Puget Sound has long demonstrated its commitment to sustainability principles through its curriculum, faculty and student research, green building standards, campus operations, and community collaborations. The university introduced an environmental studies program in 1997 and has since incorporated sustainability throughout the curriculum. In 2012, the university’s wide-ranging actions earned Puget Sound a Gold Rating in the Sustainability, Tracking, Assessment and Rating System (STARS) developed by the Association of the Advancement of Sustainability Higher Education.

The university’s Board of Trustees recognizes that climate change is unique among concerns in our society in that it is global in its reach and existential in its threat. In 2016, the Board made specific commitments that will significantly reduce fossil fuel investments in the university’s endowment over time without adverse impact on investment returns that provide annual funding for student financial aid, faculty support, and university operations. To benefit from ongoing best practices in investment management, the Board decided to review its divestment commitment in 2019 and every three years thereafter.

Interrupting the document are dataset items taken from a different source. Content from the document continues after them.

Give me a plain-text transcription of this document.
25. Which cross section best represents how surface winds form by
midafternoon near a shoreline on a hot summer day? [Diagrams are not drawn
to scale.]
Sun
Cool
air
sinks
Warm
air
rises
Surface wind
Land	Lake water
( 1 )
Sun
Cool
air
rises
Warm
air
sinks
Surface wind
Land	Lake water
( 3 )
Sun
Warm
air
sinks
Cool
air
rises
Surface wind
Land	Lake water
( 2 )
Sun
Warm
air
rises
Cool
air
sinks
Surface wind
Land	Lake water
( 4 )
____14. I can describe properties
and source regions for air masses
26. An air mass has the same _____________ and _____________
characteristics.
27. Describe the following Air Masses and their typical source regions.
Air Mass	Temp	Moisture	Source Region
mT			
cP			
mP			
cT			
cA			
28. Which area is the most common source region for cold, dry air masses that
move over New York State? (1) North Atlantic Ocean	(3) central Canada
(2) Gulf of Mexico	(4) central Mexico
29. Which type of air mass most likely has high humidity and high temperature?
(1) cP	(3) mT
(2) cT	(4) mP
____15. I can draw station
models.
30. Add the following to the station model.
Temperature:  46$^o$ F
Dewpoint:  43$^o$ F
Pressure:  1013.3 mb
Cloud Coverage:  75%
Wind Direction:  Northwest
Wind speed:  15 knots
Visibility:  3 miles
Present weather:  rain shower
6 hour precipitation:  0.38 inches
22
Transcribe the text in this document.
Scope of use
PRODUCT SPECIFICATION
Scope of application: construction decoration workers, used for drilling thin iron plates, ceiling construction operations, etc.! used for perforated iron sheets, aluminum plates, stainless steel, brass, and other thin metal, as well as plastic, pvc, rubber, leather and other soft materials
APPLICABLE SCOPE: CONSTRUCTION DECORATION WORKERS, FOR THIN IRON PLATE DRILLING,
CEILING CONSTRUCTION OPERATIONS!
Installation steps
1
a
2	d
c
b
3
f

At its May 2019 meeting, the Board reaffirmed its commitment to reducing fossil fuel investments and expressed its aspiration to have an endowment entirely free of fossil fuel investment. The endowment’s exposure to hydrocarbons (11.5% of the pooled endowment on June 30, 2018) has declined since 2016 and will continue to decrease over time. The university also monitors its support of investments that have a positive environmental and social impact. More specifically, the Board’s commitment:

  • Prohibits direct investments in publicly-traded companies that own fossil fuel reserves, as defined by the MSCI Fossil Fuel Reserves list;
  • Prohibits new commitments to commingled private funds where the primary strategy is to make investments focused on hydrocarbon extraction, processing, and/or transportation;
  • Provides a fossil-fuel-free endowment option for donors (established in 2017) who want their gifts invested in a portfolio free of companies that own fossil fuel reserves; and
  • It is expected to reduce hydrocarbon exposure in commingled private funds by an estimated 40% by 2023, 55% by 2028, and additional amounts as illiquid long-term private investments continue to mature.

The Investment Subcommittee will continue to monitor and report annually on hydrocarbon exposure in the endowment, and the Board will review its divestment commitment again in 2022.